A party of five local riders was playing in nice powder on a relatively small slope below White Pine Lake in White Pine Canyon. Four of the riders were on the slope when it avalanched, and the slide caught all. 2 of the riders deployed airbags and were only partially buried, another rider was also partially buried and sustained minor injuries, one rider was completely buried. Luckily the fifth rider was below the avalanche and saw it occur. He apparently knew the approximate location of the completely buried rider, and a successful companion rescue ensued. Luckily everyone was okay, but the party had to spend quite a while digging out their partially buried sleds.
This avalanche (B) occurred in the same area (actually pretty much the same slope) as an avalanche (A) that was reported on Thursday March 17.
(A) caught one rider and partially buried both him and his sled. (A) was reported to Paige P in the Franklin Basin parking lot that evening but the party did not disclose the exact location. They were a group filming professional riders in the area.
(B) occurred one day later on the same slope (just to the north of (A)) and caught 4 riders and buried them and their sleds. 3 were partially buried and one was reported to be completely buried. One person sustained an ankle injury. It is unknown whether or not they saw the avalanche from the day before.
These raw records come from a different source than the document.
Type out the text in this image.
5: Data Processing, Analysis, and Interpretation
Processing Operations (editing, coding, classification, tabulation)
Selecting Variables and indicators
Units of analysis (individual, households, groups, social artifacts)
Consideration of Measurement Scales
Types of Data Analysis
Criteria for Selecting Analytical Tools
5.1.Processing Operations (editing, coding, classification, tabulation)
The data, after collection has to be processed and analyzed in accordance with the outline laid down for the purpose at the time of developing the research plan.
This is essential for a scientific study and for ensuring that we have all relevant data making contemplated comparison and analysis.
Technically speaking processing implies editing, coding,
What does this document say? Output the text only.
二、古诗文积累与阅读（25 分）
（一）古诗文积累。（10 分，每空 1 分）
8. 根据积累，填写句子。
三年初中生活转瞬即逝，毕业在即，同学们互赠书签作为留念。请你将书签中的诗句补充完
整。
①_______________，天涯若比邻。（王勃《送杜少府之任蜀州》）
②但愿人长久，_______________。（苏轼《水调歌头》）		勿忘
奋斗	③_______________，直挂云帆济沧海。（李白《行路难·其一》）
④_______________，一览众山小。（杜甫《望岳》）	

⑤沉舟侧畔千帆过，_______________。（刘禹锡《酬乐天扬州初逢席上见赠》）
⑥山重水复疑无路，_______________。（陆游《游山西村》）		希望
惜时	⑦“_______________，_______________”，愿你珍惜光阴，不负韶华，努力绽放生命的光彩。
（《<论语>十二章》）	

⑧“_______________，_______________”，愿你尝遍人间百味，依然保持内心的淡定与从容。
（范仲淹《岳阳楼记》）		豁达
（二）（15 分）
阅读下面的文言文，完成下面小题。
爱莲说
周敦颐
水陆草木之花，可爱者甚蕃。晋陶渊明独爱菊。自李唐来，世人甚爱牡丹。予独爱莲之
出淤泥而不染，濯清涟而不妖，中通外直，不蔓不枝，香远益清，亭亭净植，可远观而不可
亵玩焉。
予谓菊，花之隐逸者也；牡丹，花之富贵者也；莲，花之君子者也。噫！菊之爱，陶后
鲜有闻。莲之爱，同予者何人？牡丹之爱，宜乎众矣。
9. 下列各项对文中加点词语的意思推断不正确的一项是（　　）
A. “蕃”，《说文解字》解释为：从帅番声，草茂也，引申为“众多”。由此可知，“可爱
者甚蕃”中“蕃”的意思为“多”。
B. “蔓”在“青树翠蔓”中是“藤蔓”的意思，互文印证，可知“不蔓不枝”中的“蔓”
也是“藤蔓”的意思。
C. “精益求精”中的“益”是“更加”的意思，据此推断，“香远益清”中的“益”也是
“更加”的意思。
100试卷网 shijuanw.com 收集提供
Both avalanches failed on the same weak layer (graupel and facets from Saturday 3/12/16) and ran the same vertical distance, but (B) was about 3-4x as wide.
The slope is very steep at the top (42-44 degrees) but quickly tapers so the slab did not have a chance to run far.
We did not receive much information as to whether or not either party had read the advisory each day nor do we know their decision making process or level of avalanche education. Both parties did appear to have proper avalanche rescue equipment.
In one of the pictures, a sled ski track is visible on the bed surface near the crown. This could be the ski of the sled that actually triggered the avalanche though with four snowmobiles on the slope at the same time it is hard to pinpoint the exact placement of the trigger.